Montag, 11. September, 17.00 Uhr.

Sie waren heute auf den Bermudas gewesen, wegen des Hurrikans um einen Tag verspätet. Nach einem wegen der Hitze anstrengenden Shoppingtag lagen die Koslows auf dem Promenadendeck und beobachteten die Ausfahrt des Schiffes. Sie nahmen Abschied von den Bermudas und ließen zum letzten Mal die Inselkette an sich vorbei ziehen. Auf einmal eine Lautsprecherdurchsage: Der Kapitän wollte im Bolschoi-Salon eine Erklärung zu dem durchgemachtem Sturm abgeben und Fragen beantworten, und zwar um viertel vor sechs. Na toll, dachte Paul, das hat er sich großartig ausgedacht, um sechs Uhr ist nämlich Essenszeit, wenigstens für ihn in der ersten Tischzeit. Aber immerhin hat er schon gewußt, das so etwas im Busch war, denn beim Essen wurde von einem Passagier erzählt, der den Kapitän gesprochen hatte und sich bei ihm über die etwas dürftige Informationspolitik der Schiffsleitung beschwert hatte. Also hat es doch etwas genutzt, wenigstens eine Viertelstunde hat er herausgeholt, in der wir etwas erfahren sollten.

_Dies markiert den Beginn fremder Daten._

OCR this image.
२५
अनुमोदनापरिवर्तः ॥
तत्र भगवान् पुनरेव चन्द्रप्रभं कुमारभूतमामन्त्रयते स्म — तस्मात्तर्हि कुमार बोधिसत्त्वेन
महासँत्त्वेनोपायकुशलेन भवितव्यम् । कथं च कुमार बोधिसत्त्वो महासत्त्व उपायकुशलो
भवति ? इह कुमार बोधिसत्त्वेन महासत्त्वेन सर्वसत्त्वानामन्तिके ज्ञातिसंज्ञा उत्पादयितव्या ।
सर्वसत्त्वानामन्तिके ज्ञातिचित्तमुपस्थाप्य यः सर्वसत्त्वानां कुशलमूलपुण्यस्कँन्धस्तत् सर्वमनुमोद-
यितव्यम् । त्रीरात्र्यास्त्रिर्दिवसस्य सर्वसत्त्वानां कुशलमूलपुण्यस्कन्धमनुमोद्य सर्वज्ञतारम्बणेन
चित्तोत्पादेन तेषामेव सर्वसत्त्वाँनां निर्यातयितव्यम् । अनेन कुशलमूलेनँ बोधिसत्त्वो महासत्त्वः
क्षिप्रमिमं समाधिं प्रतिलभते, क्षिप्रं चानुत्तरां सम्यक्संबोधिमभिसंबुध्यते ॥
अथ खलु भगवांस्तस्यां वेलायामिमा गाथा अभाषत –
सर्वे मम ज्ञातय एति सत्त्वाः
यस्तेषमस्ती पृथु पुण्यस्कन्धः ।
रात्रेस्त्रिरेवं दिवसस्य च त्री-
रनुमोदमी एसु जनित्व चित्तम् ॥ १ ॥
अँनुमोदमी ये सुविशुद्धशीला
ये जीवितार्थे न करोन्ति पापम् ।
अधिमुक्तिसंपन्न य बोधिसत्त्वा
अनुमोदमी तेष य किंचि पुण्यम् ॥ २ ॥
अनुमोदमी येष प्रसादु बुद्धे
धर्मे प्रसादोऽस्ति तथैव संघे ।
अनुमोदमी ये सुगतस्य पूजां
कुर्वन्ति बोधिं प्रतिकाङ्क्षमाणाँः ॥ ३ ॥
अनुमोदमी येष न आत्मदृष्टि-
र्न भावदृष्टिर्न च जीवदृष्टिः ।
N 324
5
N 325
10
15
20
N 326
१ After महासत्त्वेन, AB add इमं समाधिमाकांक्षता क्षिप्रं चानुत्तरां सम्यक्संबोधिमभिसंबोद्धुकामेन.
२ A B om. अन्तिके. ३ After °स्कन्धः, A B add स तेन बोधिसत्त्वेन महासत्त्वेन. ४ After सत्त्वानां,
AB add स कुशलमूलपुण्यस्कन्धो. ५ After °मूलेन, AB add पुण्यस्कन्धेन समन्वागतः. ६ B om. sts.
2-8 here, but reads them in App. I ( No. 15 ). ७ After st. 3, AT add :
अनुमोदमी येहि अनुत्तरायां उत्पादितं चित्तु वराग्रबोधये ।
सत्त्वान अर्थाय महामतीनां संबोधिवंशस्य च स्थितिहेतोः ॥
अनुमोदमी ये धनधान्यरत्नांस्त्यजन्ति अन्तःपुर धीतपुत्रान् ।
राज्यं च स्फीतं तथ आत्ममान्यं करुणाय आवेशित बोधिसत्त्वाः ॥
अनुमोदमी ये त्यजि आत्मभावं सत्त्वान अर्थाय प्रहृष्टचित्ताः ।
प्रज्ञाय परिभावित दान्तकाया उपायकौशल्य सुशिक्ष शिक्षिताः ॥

Paul ist also hin. Etwas Neues hat er nicht gehört, nur etwas Präziseres: Wo der Hurrikan lag, als wir in New York abfuhren, welchen Kurs der Kapitän dann einschlug, um ihn zu umfahren, wie sich der Hurrikan dann plötzlich in Bewegung setzte, welchen Kurs er dann nahm, wie er dann nach Osten abdrehte, genau auf die Dostojewskij zu, all das erzählte der Kapitän, natürlich auf russisch, das von einem Steward, der kein seemännisches Wissen hatte, so gut es ging ins Deutsche übersetzt wurde. Das ganze war trotz der Seekarten, die er während seines Vortrages zeigte, so langweilig, daß Paul es vorzog, beim Dinner nicht zu fehlen. Hinterher hat Herr Bach erzählt, der längere Zeit dabei war, ein Passagier habe gefragt, wieso der Kapitän New York überhaupt verlassen hätte. Recht hat er, sagte Paul, wir wären vielleicht heute noch in Amerika, es war doch nicht schlecht da, oder?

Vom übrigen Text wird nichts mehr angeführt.